A Xinhua reporter at the commanding center saw water passing the sluice channel via satellite monitor. The flow was rapid, steady and gradually increasing in volume.

The water level at the entry of the sluice channel was 740.37 meters above the sea level.

The channel bifurcated, and some of the water diverged into the separate small channel at 9:30 a.m..

Soldiers of the armed police force are still working at the exit of the sluice channel to expand the channel and make it steepy so that the flow could be speeded up.

The overflow has been estimated to occur Friday night when water level reached the lowest point of the blockage, but it was delayed by a 0.6-meter-high temporary dam erected on Friday afternoon to protect workers dredging the sluice channel.

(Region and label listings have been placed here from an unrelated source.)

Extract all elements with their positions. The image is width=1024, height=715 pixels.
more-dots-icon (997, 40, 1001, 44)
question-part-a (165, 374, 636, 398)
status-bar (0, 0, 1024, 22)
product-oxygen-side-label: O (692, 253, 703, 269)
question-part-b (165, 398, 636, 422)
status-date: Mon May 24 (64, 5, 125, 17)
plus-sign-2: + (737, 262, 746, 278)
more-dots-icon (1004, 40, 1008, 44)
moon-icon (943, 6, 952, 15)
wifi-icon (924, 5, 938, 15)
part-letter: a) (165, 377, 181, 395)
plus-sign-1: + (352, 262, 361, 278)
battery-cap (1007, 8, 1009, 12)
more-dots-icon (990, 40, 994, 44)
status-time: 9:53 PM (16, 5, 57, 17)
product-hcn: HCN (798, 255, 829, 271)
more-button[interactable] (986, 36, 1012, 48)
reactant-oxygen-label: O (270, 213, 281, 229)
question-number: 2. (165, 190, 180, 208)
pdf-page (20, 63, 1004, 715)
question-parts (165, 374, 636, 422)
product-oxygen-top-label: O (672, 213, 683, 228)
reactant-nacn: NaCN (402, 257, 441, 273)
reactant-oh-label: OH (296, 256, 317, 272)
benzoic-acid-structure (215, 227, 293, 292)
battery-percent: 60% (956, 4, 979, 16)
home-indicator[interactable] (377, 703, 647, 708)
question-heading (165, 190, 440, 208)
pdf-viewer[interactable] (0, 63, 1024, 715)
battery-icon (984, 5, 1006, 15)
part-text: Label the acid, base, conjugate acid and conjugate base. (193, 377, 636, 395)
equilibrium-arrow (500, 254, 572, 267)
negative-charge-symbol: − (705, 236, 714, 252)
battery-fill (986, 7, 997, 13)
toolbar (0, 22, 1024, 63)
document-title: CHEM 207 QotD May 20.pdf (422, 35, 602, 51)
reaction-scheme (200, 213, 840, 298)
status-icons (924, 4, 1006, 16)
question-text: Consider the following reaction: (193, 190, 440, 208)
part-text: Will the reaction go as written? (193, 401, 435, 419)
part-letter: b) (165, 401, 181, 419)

The swollen lake was formed by a massive landslide following the May 12 earthquake that jolted the country's southwest. It held more than 220 million cubic meters of water and posed a threat to about 1.3 million people downstream.

Some 600 armed police and soldiers worked for six days and nights to dig a 475-meter channel to divert water from the lake.

More than 250,000 people in low-lying areas in Mianyang have been relocated under a plan based on the assumption that a third of the lake volume breached its banks.

Two other plans require the relocation of 1.2 million people if half the lake volume is released or 1.3 million if the barrier fully opened.

The lake is also posing a threat to the Fujiang river bridge on the Baoji-Chengdu Railway, a critical part of the railway network in west China.

Liu Yongzhan, a pontoon bridge army colonel, told Xinhua that his men are ready to protect the bridge by intercepting, bombarding and salvaging large floaters that may be washed down by the flooding.

The swollen quake lake has put China's longest oil pipeline at risk. The pipeline, winding from Lanzhou via Chengdu to Chongqing, was 60 kilometers downstream from the lake.

With a capacity of transferring six million tons of oil each year, the pipeline provides 70 percent of product oil to Sichuan and neighboring Chongqing Municipality.

If the line was cut, refined oil in storage could only supply Sichuan for three days, whereas repair work would take 30 days.